“What if you had made different choices? What if you could meet the person you could’ve become?” — The Alters, 11 bit studios

What happens when you cook up the perfect concoction of The Sims, Fallout Shelter, Mickey 17, and throw in the good old elements of an RPG? No hard guesses—you get the RPG you never knew you needed. And this is exactly what The Alters brings to our PCs in 2025.


The Plot

At its core, The Alters is a sci-fi survival simulator with a distinctive twist. While not explicitly revealed, it's safe to assume—given the plotline and visual cues—that the story is set in the far future, where Homo sapiens are now a spacefaring species.

The game starts with a bang: Jan Dolski, a difficult man looking to escape his troubled past, embarks on a high-stakes expedition to a distant planet in search of Rapidium—an elusive element with time-accelerating properties.

But things go awfully wrong. The rest of the crew dies upon landing, and Jan discovers he’s all alone, at risk of being burned alive by the rising sun. The good news? Sunrise is still a few days away. The bad news? You need to outrun the sun, complete your mission, and rendezvous with the rescue team before it’s too late.

With death just days away, Jan must use the Tree of Life, a quantum computer system, to simulate alternate versions of himself—Alters—each created from a fork in his personal timeline based on critical decisions made in the past.


The Illusion of Choice

Most RPGs offer a neatly curated illusion of choice without real consequence. This is exactly where The Alters brings something groundbreaking to the table.

Unlike Detroit: Become Human (2018), which focused on branching narratives, The Alters—developed by 11 bit studios (of This War of Mine fame)—flips the camera inward. Every decision Jan Dolski makes spawns an Alter: a living, breathing version of who he could have been. A coward. A scientist. A cynic. A father.

This mechanic isn’t just clever. It’s gut-wrenching.

Unlike other RPGs, you don’t just see the consequences of your choices—you live with them. You interact with them.

Sometimes, you argue with them. And they remember.


A Mirror, Not a Power Trip

Forget plot points, game mechanics, or visual fidelity—what The Alters offers is something far more rare: emotional resonance. A new perspective for gamers who are tired of being the chosen one.
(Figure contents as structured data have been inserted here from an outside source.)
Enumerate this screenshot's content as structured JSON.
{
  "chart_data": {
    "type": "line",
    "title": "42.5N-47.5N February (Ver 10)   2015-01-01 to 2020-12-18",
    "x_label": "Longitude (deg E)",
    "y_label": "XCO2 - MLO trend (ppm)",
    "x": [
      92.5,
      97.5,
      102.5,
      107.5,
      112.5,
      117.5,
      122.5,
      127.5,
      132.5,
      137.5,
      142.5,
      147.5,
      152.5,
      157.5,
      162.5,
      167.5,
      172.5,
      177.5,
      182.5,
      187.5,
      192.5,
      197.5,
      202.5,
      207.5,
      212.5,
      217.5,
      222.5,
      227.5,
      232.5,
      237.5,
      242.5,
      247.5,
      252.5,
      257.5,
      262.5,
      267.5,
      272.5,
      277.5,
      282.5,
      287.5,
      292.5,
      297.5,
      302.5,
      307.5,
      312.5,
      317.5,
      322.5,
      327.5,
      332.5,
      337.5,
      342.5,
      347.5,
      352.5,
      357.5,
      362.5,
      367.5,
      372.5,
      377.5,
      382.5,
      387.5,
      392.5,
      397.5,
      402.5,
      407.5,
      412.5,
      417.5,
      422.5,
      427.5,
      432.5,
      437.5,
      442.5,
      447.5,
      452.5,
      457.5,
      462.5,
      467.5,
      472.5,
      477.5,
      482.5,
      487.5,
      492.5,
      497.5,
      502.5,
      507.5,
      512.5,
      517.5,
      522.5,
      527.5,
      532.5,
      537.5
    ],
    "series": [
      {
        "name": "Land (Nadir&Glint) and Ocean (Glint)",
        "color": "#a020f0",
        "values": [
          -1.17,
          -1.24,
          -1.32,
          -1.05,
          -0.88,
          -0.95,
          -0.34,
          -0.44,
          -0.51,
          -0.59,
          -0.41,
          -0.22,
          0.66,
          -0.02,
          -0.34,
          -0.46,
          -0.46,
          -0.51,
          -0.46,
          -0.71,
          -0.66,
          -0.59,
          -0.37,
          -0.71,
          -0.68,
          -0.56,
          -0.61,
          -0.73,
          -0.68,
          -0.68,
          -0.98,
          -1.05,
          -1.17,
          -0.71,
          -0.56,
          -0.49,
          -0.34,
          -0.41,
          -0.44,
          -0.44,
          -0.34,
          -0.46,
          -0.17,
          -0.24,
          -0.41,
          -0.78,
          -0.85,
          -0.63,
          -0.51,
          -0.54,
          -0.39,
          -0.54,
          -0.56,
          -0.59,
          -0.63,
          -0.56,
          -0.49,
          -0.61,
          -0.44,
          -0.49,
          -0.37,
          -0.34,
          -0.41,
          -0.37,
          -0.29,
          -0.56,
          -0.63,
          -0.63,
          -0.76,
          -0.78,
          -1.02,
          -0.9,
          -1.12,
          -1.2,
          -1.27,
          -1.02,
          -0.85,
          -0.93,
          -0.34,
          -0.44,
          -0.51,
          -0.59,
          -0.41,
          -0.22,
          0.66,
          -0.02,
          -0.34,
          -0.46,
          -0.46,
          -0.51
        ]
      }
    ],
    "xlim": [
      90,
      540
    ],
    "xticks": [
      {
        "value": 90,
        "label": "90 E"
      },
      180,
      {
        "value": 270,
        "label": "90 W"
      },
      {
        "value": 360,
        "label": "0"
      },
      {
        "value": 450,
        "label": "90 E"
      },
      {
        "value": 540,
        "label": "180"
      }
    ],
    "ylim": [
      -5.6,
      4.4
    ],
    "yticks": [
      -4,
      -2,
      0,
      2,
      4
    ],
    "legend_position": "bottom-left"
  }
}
As Jan, a working-class technician, you are no hero. You're just a man on a decaying solar platform, trying to outrun death while facing your fragmented identity. As external pressures mount, players are forced to make genuinely difficult moral choices—often leading to intense conflicts among the Alters, no matter what you choose.

It often feels like a “Kobayashi Maru” scenario—a no-win situation testing how you deal with the impossible.

Each Alter you create is a fork in the road—a past you abandoned. Throughout the game, you don’t just ask:
“What should I do?”

You ask:
“Who would I be if I had done something else?”

And that question lingers long after the screen fades to black. It’s a raw introspection into identity and ego—something no other game has dared to explore with such emotional weight.


The RPG We Didn’t Know We Needed

“We didn’t want to make a game about perfection. We wanted to make a game about decisions—and the humanity behind them.”
11 bit studios, Developer Statement

If Mass Effect was about saving the galaxy, and The Witcher about surviving it, The Alters is about surviving yourself.

For those burned out on RPGs where moral decisions are checkbox prompts with no real aftermath, The Alters is a brutal, beautiful breath of fresh air.

And maybe—just maybe—it’s the first game that finally lets you meet the version of yourself you’ve been trying to avoid.

So, if you’ve got a weekend to spare and a mind open to what-ifs, pull an all-nighter and go fork yourself.